California lawmakers have proposed a new bill titled “Digital Financial Asset Transaction Kiosks,” which would set a cryptocurrency ATM withdrawal limit of $1,000 per day due to the rise in scams. Additionally, starting in 2025, the law will limit merchants’ commissions to $5 or 15% of the amount (whichever is greater). The bill, if passed, will take effect on January 1, 2024.
The bill was introduced after members of the legislature visited a cryptocurrency ATM in Sacramento and found a price increase of up to 33% in some cryptocurrency assets compared to their prices on cryptocurrency exchanges. On average, a cryptocurrency ATM charges fees from 12% to 25%, according to a legislative analysis.
Government officials also found ATMs with limits of up to $50,000, prompting them to take regulatory action to prevent such price gouging and high withdrawal limits. According to Coin ATM Radar, there are more than 3,200 Bitcoin (BTC) ATMs in California.

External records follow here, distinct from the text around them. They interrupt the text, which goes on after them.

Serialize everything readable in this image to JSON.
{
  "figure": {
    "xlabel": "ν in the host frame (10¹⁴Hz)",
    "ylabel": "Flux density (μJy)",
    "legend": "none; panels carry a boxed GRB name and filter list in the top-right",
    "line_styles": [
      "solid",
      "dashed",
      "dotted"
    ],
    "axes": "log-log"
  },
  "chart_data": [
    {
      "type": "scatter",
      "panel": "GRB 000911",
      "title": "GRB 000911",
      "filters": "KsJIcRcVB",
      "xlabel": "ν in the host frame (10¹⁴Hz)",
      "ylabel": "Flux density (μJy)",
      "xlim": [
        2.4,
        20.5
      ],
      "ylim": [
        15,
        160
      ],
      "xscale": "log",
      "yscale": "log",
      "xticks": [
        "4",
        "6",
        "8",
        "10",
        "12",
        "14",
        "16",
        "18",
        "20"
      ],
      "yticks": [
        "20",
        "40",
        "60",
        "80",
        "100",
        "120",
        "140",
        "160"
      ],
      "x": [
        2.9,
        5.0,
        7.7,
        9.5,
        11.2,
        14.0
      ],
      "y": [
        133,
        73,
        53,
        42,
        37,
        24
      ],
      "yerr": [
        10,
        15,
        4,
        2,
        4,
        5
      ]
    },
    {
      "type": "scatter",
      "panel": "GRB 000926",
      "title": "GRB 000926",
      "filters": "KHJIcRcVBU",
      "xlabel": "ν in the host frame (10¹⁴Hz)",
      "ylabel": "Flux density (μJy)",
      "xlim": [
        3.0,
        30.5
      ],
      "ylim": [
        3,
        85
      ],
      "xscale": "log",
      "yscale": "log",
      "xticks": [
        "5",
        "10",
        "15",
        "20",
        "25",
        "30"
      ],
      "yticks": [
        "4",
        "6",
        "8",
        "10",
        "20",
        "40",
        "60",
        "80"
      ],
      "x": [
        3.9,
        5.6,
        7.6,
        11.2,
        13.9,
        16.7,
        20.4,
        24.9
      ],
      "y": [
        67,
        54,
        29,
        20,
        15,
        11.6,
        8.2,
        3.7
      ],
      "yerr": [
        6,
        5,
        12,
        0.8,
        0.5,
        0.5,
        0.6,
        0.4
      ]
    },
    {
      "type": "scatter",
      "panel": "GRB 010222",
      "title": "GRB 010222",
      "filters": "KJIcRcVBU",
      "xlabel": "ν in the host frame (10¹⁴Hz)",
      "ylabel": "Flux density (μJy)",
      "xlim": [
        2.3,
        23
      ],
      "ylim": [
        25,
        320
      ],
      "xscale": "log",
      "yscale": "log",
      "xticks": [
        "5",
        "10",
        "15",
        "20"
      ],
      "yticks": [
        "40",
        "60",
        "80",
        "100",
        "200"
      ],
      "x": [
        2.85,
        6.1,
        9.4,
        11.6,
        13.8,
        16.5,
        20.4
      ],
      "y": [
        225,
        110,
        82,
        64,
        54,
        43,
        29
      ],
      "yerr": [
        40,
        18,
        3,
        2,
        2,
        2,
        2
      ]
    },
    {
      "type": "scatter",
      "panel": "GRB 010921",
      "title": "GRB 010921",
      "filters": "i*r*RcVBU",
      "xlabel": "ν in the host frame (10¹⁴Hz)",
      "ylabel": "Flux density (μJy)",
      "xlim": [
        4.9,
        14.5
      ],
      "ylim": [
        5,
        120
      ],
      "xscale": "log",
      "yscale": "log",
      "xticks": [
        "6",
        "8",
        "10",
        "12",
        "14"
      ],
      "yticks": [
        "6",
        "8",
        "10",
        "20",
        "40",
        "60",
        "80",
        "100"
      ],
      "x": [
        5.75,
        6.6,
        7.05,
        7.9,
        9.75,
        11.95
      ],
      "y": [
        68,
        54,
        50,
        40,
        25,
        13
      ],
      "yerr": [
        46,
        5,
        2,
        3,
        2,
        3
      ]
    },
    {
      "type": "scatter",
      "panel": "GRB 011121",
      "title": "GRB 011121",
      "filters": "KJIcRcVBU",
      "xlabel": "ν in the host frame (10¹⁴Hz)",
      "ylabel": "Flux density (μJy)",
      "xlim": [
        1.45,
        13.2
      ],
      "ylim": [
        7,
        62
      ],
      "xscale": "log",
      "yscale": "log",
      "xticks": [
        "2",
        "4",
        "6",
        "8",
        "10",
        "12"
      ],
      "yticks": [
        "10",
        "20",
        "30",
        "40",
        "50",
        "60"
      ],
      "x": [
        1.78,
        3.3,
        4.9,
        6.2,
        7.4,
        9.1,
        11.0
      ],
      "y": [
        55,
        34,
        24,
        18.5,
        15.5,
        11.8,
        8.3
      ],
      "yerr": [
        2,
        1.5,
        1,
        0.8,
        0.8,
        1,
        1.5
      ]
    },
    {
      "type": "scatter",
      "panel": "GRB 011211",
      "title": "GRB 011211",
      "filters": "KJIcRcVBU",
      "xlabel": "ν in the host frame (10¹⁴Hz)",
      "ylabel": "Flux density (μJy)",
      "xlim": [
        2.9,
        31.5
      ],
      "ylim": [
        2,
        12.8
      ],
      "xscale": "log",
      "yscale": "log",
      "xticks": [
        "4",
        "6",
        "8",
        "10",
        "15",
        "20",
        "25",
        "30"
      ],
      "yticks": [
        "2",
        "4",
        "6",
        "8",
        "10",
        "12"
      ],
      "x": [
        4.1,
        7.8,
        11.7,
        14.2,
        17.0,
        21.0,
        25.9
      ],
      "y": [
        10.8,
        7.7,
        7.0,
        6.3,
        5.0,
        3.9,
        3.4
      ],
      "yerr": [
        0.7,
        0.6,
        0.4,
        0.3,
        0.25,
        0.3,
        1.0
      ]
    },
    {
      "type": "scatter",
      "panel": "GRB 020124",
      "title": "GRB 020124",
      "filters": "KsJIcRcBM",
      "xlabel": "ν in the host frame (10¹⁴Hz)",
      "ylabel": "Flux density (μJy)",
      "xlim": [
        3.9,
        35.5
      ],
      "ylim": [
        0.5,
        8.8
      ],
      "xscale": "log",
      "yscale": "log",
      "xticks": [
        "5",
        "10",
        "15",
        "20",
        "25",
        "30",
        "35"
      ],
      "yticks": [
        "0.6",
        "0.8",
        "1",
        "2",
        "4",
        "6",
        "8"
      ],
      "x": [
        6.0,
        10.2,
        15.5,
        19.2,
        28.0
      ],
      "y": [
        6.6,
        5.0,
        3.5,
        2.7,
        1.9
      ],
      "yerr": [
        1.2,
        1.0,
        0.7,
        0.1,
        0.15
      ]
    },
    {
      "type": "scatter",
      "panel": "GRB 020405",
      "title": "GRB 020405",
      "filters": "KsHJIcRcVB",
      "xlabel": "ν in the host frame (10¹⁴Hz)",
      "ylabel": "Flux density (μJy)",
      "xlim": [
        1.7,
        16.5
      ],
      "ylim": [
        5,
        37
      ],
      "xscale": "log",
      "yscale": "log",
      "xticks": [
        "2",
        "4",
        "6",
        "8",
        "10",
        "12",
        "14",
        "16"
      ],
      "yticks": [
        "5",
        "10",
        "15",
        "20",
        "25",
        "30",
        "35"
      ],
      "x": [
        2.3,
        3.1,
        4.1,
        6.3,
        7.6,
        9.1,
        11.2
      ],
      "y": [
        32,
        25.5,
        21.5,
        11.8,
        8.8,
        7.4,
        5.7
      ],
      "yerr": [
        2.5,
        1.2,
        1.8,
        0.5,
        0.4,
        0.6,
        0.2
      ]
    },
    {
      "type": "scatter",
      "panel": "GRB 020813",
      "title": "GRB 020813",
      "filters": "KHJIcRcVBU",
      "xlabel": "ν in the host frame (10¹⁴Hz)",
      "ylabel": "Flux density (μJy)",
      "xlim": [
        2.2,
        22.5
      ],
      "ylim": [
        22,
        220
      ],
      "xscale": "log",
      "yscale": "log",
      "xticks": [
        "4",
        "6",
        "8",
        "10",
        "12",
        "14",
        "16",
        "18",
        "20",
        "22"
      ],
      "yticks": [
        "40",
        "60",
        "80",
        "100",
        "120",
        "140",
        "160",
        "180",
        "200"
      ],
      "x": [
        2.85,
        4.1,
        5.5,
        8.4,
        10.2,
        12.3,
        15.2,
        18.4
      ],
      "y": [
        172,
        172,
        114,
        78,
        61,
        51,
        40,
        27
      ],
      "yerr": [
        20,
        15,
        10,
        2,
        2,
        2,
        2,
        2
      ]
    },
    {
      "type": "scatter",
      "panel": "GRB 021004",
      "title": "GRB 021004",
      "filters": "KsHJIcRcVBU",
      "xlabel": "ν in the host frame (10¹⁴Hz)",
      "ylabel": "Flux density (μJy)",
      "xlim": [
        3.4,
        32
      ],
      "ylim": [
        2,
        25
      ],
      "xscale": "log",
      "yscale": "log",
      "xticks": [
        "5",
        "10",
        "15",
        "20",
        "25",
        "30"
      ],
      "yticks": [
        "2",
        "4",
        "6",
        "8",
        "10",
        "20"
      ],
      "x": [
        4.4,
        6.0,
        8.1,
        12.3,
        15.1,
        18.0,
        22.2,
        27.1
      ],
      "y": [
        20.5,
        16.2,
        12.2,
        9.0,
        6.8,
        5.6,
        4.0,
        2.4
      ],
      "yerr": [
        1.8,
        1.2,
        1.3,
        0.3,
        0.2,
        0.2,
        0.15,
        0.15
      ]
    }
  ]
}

Democratic Senator Monique Limon, who co-authored the proposed legislation, said the “new bill seeks to ensure that people who have been defrauded in our communities do not continue to see our state as fell” when real problems occur.
Another provision of the bill would require digital financial asset companies to obtain a license from the California Department of Financial Protection and Innovation by July 2025.
Cryptocurrency ATMs are a popular way for people to exchange money for their preferred cryptocurrency, but they have become a hotbed for scams and exploitation due to the nature of the transactions (ie cash). Unlike bank and wire transfers, it eliminates the possibility of leaving a trace.
Some residents have recently been caught in scams where the scammer lures the victim to go to nearby cryptocurrency ATMs and deposit money for the cryptocurrency of their choice. Victims of ATM scams applauded the move and said the lower transaction limit would give them time to realize if they were being scammed, the LA Times reported.
Meanwhile, cryptocurrency ATM companies say the new bill will hurt small operators who have to pay rent for their ATMs. Businesses noted that the bill does not address the main problem of scams and instead follows a punitive approach focused on a specific technology. They warned that such a move would shake up the industry and harm consumers without deterring malicious actors.